草食男子は本性を隠していました。

 私は、水樹君が好き。水樹君しか、好きになれない。

 ……って、何でこんな恥ずかしいこと思ってるんだろう。

 もう恥ずかしさでどうにかなりそうだった時、耳を疑ってしまうようなことが聞こえた。

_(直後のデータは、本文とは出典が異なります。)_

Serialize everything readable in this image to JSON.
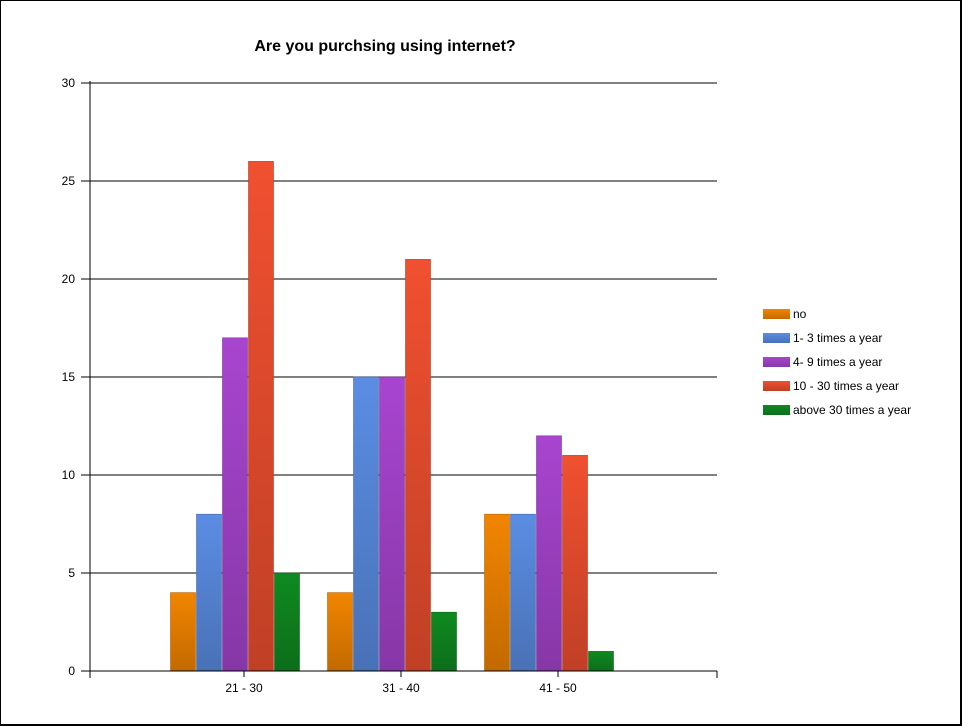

「そういえばこの前も俺、姫奈のこと押し倒して……キスしたよね。」

「な、何で覚えてるの……?」

 曖昧だって、言ってなかったっけ……?

 私の言葉に水樹君はふっと意地悪な笑みを零した。

「曖昧だって言ったけど、忘れただなんて言ってないよ?」

「そ、そんなの、意地悪だっ……!」

 まさか覚えてただなんて、思わないじゃん……。

「ふふっ、意地悪でも何でもいいよ。」

 当の本人はこんなに微笑んでるし……もうキャパオーバーだよっ……!

「じゃあ姫奈、今日からよろしくね。」

「よ、よろしくって……?」

 いきなり話題を強引に変えてきた水樹君に瞬きを繰り返す。

 な、何のこと……?

 そう思って尋ねると、水樹君は私の額にキスを落としてから教えてくれた。